We return to the photo studio to find Super Baby chewing on a block and Awkward Dad discussing the finer points of gaming with a tween boy playing a hand held video game. While Awkward Dad and this boy discuss the best names for monster trucks and Super Toddler heads straight for some girls in festive velvet dresses, I grab Super Baby and change him right there in the waiting room because we are no longer early for our appointment. We are called back soon after that and I have to drag both Awkward Dad and Super Toddler away from their new friends. Awkward Dad comes willingly, more or less, but Super Toddler hangs on to his friends, "the princesses," for dear life and has to be bodily carried into the photo room. Resulting in this:
The unwillingness to cooperate continues and this and this quickly follow:
Of course, those are followed by these:
We give up on the joint photo at this point and pick the last one, even though it looks like a strange and terrifying mug shot from the turn of the century. Whatever, they are clean and both looking at the camera, and sometimes that is all you get.
We decide to focus on Super Toddler, who is much more interested in focusing on the waiting area princesses. To distract him for the royals, we petition for a large letter or number, knowing Super Toddler's partiality to over-sized anything. We settle on a huge 3, since he is now closer to 3 than 2. (Can you believe it?!) The number turns out to be a mixed blessing. It definitely distracts him from the princesses, but now he is so enamored with the number, that he won't look at the camera. To combat this, our expert photographer (who was about 16...maybe) tells Super Toddler to lie down in front of the number. Moving temptation out of direct eyesight and resulting in this:
Good enough! We free Super Toddler to cavort with velvet clad princesses, and we turn our attention to Super Baby. Now, bear in mind that Super Baby has turned mobile since our last experience with professional pictures. I won't bore you guys with it, but the next 10 minutes look a lot like this:
Oh boy. OK, eventually, after much pleading, dancing, and super human patience on the part of the photographer, we get this:
Pretty much worth the whole rotten day, right? Of course, the cherubic red cheeks are due to his illness and he completely blew out his diaper right after this picture. But we can just keep that between us, right? No need to ruin my mother-in-law's Christmas gift with the back story, eh?
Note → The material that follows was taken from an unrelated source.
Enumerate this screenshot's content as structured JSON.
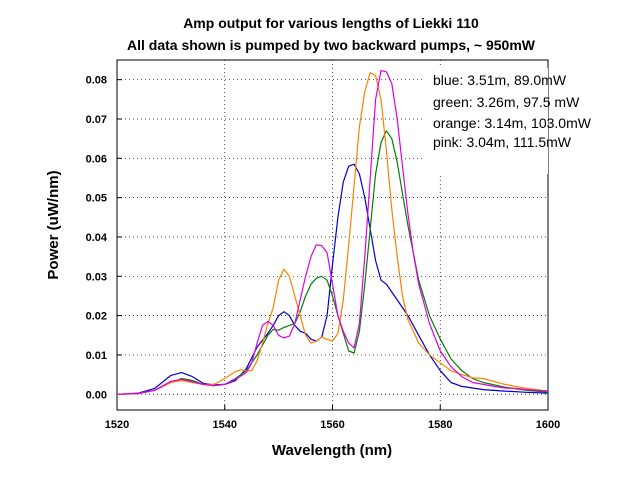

Thanks, guys!
Readers, seriously, it was the vilest thing ever, resulting in nearly a complete package of wipes and the evacuation of the changing-table-less bathroom. Probably serves Awkward Mom right for dragging her poor sick baby out just to feed her unexplainable need for professional photos. However, we will respect her wishes and just enjoy these glorious pictures of the Super Boys. Merry Christmas all!